La Pasqua cristiana e repubblicana nella Serenissima
Voi dovete immaginarvi la scena: la Pasqua a Venezia non è mica solo una questione di preghiere e di incenso. No, è un’operazione di comunicazione politica in piena regola. Per la Serenissima, la religione è una faccenda di Stato, e la Pasqua è il momento in cui questa città-Stato deve dimostrare al mondo — e a se stessa — di essere l’erede legittima di Costantinopoli e la prediletta di Dio.
Il Doge: un monarca con la stola
Il protagonista assoluto è lui, il Doge. Ora, noi oggi pensiamo al Doge come a un sindaco un po’ più elegante, ma all’epoca la sua figura era avvolta in un’aura quasi sacrale. Il giorno di Pasqua, questo signore anziano — perché a Venezia i Dogi li sceglievano vecchi apposta, così non facevano in tempo a farsi la dinastia — usciva dal Palazzo Ducale e non era più solo un politico.
Indossava il Corno Ducale, tutto d’oro e tempestato di pietre preziose, e guidava queste famose “Andate”. Queste non erano semplici passeggiate; erano sfilate di potere. C’era dentro tutto il governo: la Signoria, i consiglieri, i capi dei Dieci. E marciavano verso la Basilica di San Marco, che — badate bene — non era la cattedrale della città (quella stava in un posto decentrato, a San Pietro di Castello), ma era la cappella privata del Doge. Questo è un punto fondamentale: il Doge in chiesa giocava in casa.
Lo shock acustico e visivo
E dentro San Marco cosa succedeva? Lì scattava quello che oggi chiameremmo un “effetto speciale”. Venezia era una superpotenza della musica. C’era la Cappella Marciana, dove gente come Monteverdi o i Gabrieli faceva esperimenti pazzeschi. Usavano i doppi cori: mettevano i cantori su gallerie diverse, così il suono ti rimbalzava da una parte all’altra della cupola. Un effetto stereo nel Seicento! La gente entrava e veniva travolta da questa massa sonora.
E poi c’era l’oro. A Pasqua giravano la Pala d’Oro sull’altare. Migliaia di gemme, smalti bizantini, un luccichio che con la luce delle candele doveva sembrare roba dell’altro mondo. Il messaggio era chiaro: “Noi siamo ricchi, siamo potenti e Dio è dalla nostra parte”.
Il rito curioso di San Zaccaria
Ma c’è un dettaglio che a me piace moltissimo perché è tipicamente veneziano. Il pomeriggio di Pasqua, il Doge non andava a riposarsi. Doveva andare in visita a San Zaccaria, un monastero di suore benedettine che erano le figlie della più alta aristocrazia veneziana.
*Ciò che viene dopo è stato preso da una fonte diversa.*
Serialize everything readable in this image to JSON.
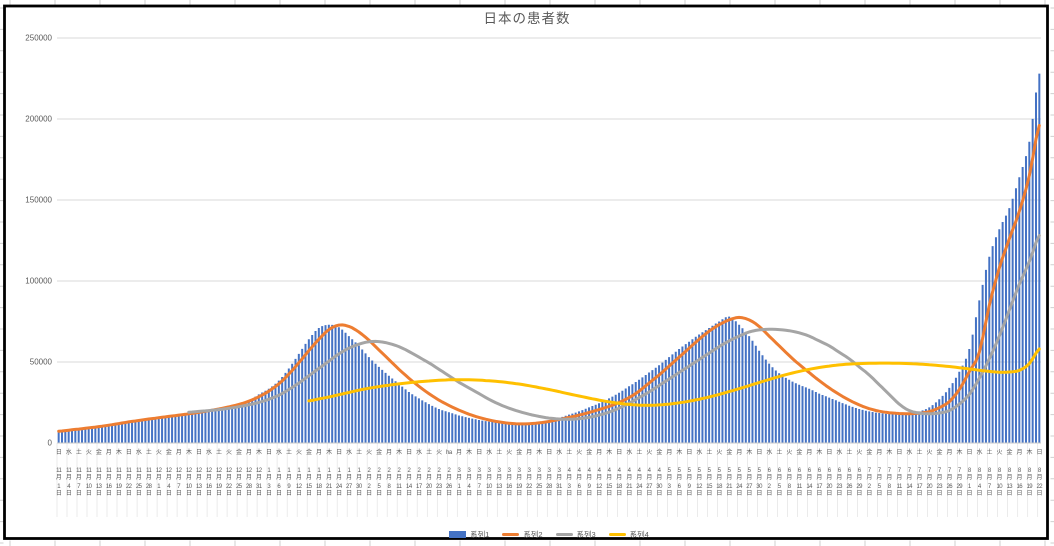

Perché ci andava? Per un debito di gratitudine medievale. Secoli prima, le monache avevano regalato un pezzo del loro orto per allargare Piazza San Marco. E così, ogni anno, lo Stato ringraziava la Chiesa in un rituale di cortesia che serviva a tenere insieme i pezzi della società. Era un momento in cui il potere maschile del governo rendeva omaggio a quello religioso femminile, in un equilibrio tutto veneziano.
La festa del popolo: le Scuole Grandi
E il popolo? Il popolo non stava solo a guardare. C’erano le Scuole Grandi, queste confraternite di laici che erano delle vere corazzate di soldi e devozione. A Pasqua facevano a gara a chi tirava fuori i tesori più grossi. Sfilavano con dei candelabri d’argento che pesavano quintali, distribuendo pane e assistenza ai poveri.
Era un modo per dire: “Non ci sono solo i nobili, ci siamo anche noi cittadini”. La Pasqua diventava così una grande colla sociale. Si chiudeva il periodo magro della Quaresima e si mangiava la Fugassa, questa focaccia lievitata che era il lusso di chi finalmente poteva tornare a festeggiare.
In definitiva, la Pasqua veneziana era questo: una gigantesca messa in scena dove la liturgia serviva a celebrare la stabilità della Repubblica. Era lo Stato che si faceva Chiesa e la Chiesa che si faceva Stato, il tutto condito da una quantità di oro e di musica che non aveva eguali in Europa.